- Born: February 28, 1878 Rock Island, Illinois
- Died: September 5, 1956 (aged 78) Salt Lake City, Utah
- Known for: Textile art

= Mary Meigs Atwater =

American weaver (1878–1956)

Mary Meigs Atwater (February 28, 1878 – September 5, 1956) was an American weaver. She revived handweaving in America by collecting weaving drafts, teaching and writing; Handweaver and Craftsman called Atwater "the grand dame and grand mother of the revival of handweaving in [the United States]".

==Biography==

Atwater née Meigs was born on February 28, 1878, in Rock Island, Illinois. She attended Miss Wheeler’s Academy in Providence, Rhode Island and went on to study art at the Chicago Art Institute and in Paris, France. In 1902, while in Paris, she met the American mining engineer Maxwell Atwater. She married him in 1903 and the couple had three children, two of whom survived infancy. They settled in Telluride, Colorado and until Maxwell's death in 1919 the couple lived a peripatetic life, residing in several western states, Bolivia and Mexico. When living in Basin, Montana, she began weaving as an artistic outlet and to provide business opportunities for the women in her community. While in Montana, Atwater was involved in the suffrage movement and supported Jeannette Rankin's successful run for office.

After women won the right to vote in Montana, Atwater turned her attention to weaving. She created the Shuttle-Craft Guild and Weaving Shop around 1916. In 1918 Atwater was teaching weaving as occupational therapy to returning World War I veterans in San Francisco, California. In 1919 Maxwell died, and around this time she created the Shuttle-Craft Guild Correspondence Course. She left children with her in-laws and returned to occupational therapy until she settled in Seattle with her children.
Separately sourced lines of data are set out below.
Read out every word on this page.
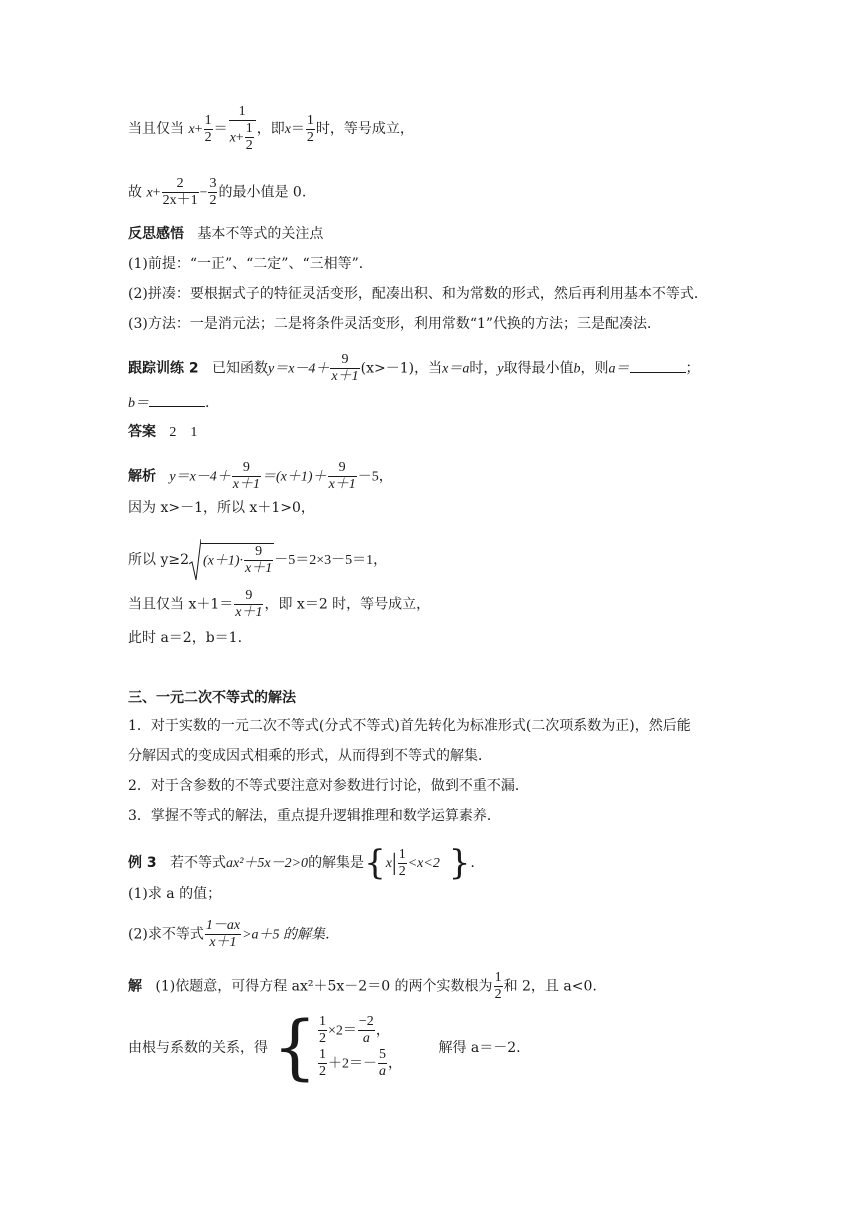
当且仅当 $x+ \frac{1}{2} = \frac{1}{x+ \frac{1}{2}}$ ，即$x= \frac{1}{2}$ 时，等号成立，
故 $x+ \frac{2}{2x+1} - \frac{3}{2}$ 的最小值是 0.
反思感悟 基本不等式的关注点
(1)前提：“一正”、“二定”、“三相等”．
(2)拼凑：要根据式子的特征灵活变形，配凑出积、和为常数的形式，然后再利用基本不等式．
(3)方法：一是消元法；二是将条件灵活变形，利用常数“1”代换的方法；三是配凑法．
跟踪训练 2 已知函数$y=x-4+ \frac{9}{x+1} (x>-1)$，当x＝a时，y取得最小值b，则a＝	；
b＝	.
答案 2　1
解析 $y=x-4+ \frac{9}{x+1} =(x+1)+ \frac{9}{x+1} -5$，
因为 x>－1，所以 x＋1>0，
所以 y≥2 $(x+1)\cdot \frac{9}{x+1} -5=2\times 3-5=1$，
当且仅当 $x+1= \frac{9}{x+1}$ ，即 x＝2 时，等号成立，
此时 a＝2，b＝1.
三、一元二次不等式的解法
1．对于实数的一元二次不等式(分式不等式)首先转化为标准形式(二次项系数为正)，然后能
分解因式的变成因式相乘的形式，从而得到不等式的解集．
2．对于含参数的不等式要注意对参数进行讨论，做到不重不漏．
3．掌握不等式的解法，重点提升逻辑推理和数学运算素养．
例 3 若不等式ax²＋5x－2>0的解集是{$x| \frac{1}{2} <x<2$ }.
(1)求 a 的值；
(2)求不等式 $\frac{1-ax}{x+1} >a+5$ 的解集．
解 (1)依题意，可得方程 ax²＋5x－2＝0 的两个实数根为 $\frac{1}{2}$ 和 2，且 a<0.
由根与系数的关系，得 { $\frac{1}{2} \times 2= \frac{-2}{a}$ ，
$\frac{1}{2} +2=- \frac{5}{a}$ ，
解得 a＝－2.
In 1928 she published The Shuttle-Craft Book of American Hand-Weaving (Macmillan, 1928). In the early 1930s, during the Great Depression she self published the Mary Meigs Atwater Recipe Book Patterns for Handweavers. This book contained traditional patterns for weaving to be used by craftspeople. During these years Atwater was also publishing the Shuttle-Craft Guild Bulletin.

By 1946 Atwater sold her Shuttle-Craft Guild company and moved to Utah to be near her son. Atwater died on September 5, 1956, in Salt Lake City, Utah.

== Atwater's place in 20th Century weaving==
The artistic endeavor of handweaving nearly disappeared in America, except for Weaver Rose (William Henry Harrison Rose) and his sister Elsie Maria Babcock Rose in Rhode Island and isolated women in the Appalachian Mountains. Atwater researched patterns and collected forgotten weaves and through her efforts restored weaving in America as an artistic endeavor. As she states in The Shuttle-Craft Book of American Hand-Weaving, "There are actually more hand-looms in operation at the present time than there were at the time of the Revolution when all textiles were woven by hand."

"The 20th-century revival of American hand-weaving began with a few individuals who rediscovered the old coverlets and the surviving weavers. These interested individuals saw a need to collect the woven pieces and knowledge still around before the coverlets were permanently destroyed and the information lost. They recorded or acquired coverlets and coverlet fragments, as well as written drafts, notebooks, and account books. Founding weaving schools and donating collections to museums, these individuals including Mary Meigs Atwater, left a legacy to today's weavers, historians and collectors."

In 1983 Ed Rossbach wrote about Atwater for American Craft magazine.

In an essay for the book Crafting Modernism, curator Elissa Auther discusses Atwater's contribution to the American handweavers movement. Atwater precedes the notable weavers of the 1940s and 1950s (Anni Albers, Ruth Asawa, and Dorothy Liebes). Atwater was more interested in preserving the tradition of handweaving and employing the craft for pleasure and therapy. She did have contact with Albers and the two debated the value of handweaving as an art.

Atwater is credited with bringing Summer & Winter tied unit weave to a 20th century audience, including modern weavers. The patterns had fallen out of use in the mid-1850s.